BuzzFlash

View Original

Most Rural Hospital Closures Are in States That Refuse to Expand Medicaid

February 7th 2020

A typical examination room in a doctor's office (Du.de)

By Dan Desai Martin

American Independent

In late January, Pinnacle Regional Hospital in Boonville, Missouri, became the first rural hospital in the country to shut down in 2020. However, it was the 121st rural hospital to shut down since 2010, the year the Affordable Care Act was signed into law.

More than 7 in 10 of the rural hospitals that shut down in that time period — 87 — were located in just 14 states that did not expand Medicaid, according to an analysis of data from the University of North Carolina’s Sheps Center for Health Services Research.

Under the ACA, states had the option of expanding Medicaid to cover tens or hundreds of thousands of residents, with the federal government picking up almost all of the financial cost. Since that time, all but 15 states have implemented a Medicaid expansion program, according to the Kaiser Family Foundation.

Those 15 states are Alabama, Florida, Georgia, Kansas, Mississippi, Missouri, Nebraska, North Carolina, Oklahoma, South Carolina, South Dakota, Tennessee, Texas, Wisconsin, and Wyoming.

Republicans control the legislative branch, executive branch, or both, in all 15 states.

“If you look at the states, put them in buckets, and look at where rural hospitals closures are happening, there are more happening in states that did not expand [Medicaid],” Mark Holmes, a professor of health policy and management and the director of UNC’s Rural Health Research Program, said in a phone interview this week.

Holmes said that the most visible work on the topic comes from a 2018 journal article in Health Affairs. That research concluded Medicaid expansion in a state “was associated with improved hospital financial performance and substantially lower likelihoods of closure, especially in rural markets and counties with large numbers of uninsured adults before Medicaid expansion.”

Brock Slabach, executive vice president of the National Rural Hospital Association, cited different research showing a similar relationship between rural hospital closures and Medicaid expansion.

“Being located in a state that expanded Medicaid decreased the likelihood of closure by 62.3%,” Slabach said in a phone interview, referring to a study from Chartis Center for Rural Research. Further, Slabach said that of the 216 rural hospitals around the country most at risk of closing, 75% are located in states that did not expand Medicaid.

Texas leads the country in rural hospital closures since 2010 with 20. Tennessee has seen 13 rural hospitals shut down, one of a total nine non-expansion states seeing five or more rural hospitals close. Wyoming is the only non-expansion state that had no rural hospital closures.

In Alabama, six rural hospitals have closed since 2010.

“Alabama’s current, bare-bones Medicaid program means too many fall into the coverage gap,” Rep. Terri Sewell (D-AL), a lead proponent of Medicaid expansion, said in an email.

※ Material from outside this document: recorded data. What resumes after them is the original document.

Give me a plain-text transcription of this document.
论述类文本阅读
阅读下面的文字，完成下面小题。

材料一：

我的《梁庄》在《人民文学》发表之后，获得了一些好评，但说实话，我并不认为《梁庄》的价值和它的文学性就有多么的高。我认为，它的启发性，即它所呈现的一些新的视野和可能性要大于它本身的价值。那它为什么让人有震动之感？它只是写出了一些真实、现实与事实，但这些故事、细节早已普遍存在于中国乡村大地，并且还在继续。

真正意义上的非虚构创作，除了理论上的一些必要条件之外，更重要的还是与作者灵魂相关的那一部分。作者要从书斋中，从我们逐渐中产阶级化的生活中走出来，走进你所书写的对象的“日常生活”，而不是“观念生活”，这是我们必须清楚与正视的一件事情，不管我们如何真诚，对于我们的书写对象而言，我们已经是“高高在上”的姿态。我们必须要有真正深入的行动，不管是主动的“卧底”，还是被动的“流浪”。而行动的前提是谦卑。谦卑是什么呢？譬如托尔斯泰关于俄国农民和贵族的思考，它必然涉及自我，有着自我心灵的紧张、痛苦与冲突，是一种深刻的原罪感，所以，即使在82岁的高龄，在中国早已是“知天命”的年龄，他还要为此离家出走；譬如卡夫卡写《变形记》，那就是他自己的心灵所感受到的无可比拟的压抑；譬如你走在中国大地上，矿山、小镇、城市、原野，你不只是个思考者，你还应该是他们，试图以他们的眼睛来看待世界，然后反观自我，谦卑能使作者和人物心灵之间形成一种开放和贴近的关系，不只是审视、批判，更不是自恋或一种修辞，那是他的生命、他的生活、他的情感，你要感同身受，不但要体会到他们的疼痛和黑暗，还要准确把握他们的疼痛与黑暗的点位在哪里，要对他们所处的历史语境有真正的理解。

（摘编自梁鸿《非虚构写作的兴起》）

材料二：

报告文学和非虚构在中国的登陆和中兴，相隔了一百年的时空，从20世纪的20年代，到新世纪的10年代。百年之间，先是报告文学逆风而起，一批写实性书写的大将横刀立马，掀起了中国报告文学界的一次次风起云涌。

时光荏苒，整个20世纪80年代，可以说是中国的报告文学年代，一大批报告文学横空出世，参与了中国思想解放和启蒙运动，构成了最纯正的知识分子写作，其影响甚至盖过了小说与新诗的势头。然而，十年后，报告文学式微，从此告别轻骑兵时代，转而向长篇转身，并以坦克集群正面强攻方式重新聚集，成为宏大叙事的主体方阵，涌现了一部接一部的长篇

Expanding Medicaid “could generate $2.7 billion in annual economic activity and create thousands of jobs, in addition to helping shore up our rural hospitals where every dollar counts,” Sewell added. “Expansion, which would increase the number of patients with health insurance to cover the cost of care, is essential to both delivering the services Alabamians need and keeping our rural hospitals open.”

The refusal to expand Medicaid could also have life or death consequences. A 2019 report from the Center on Budget and Policy Priorities found 15,600 adults died prematurely because states decided not to expand Medicaid.

Holmes emphasized the broader economic harm to a community when a rural hospital shuts down. In addition to hundreds of jobs lost at the hospital, he said closures impact the florist across the street and groundskeepers who maintain the lawn. Rural towns might have trouble attracting new residents if the closest hospital is miles and miles away.

Both Holmes and Slabach emphasized that Medicaid is not the only issue at play in rural hospital closures.

Slobach said rural communities tend to have residents who are disproportionately older, sicker, and poorer that non-rural communities, adding that changes to both Medicare and Medicaid could help rural hospitals shore up their finances.

But both men agreed that states expanding Medicaid, while not a silver bullet, would help rural hospitals.

“Anytime you have more revenue, that’s a good thing,” Holmes said. “It’s hard to imagine it would make things worse.”

In Missouri, residents are collecting signatures to put the issue of Medicaid expansion on the November ballot. In January, Republican Gov. Mike Parson publicly declared his opposition to a Medicaid expansion.

After the closure of Pinnacle Regional Hospital, the seventh rural hospital to close in Missouri since 2010, Democrats criticized Parson’s opposition.

“Missourians across the state are losing access to the health care they desperately need, yet Gov. Mike Parson refuses to do anything about it,” Christina Amestoy, deputy communications director for the Democratic Governors Association, said in a statement Monday.

“Medicaid expansion saves lives and saves hospitals, and it is unconscionable that Parson continues to stand in its way.”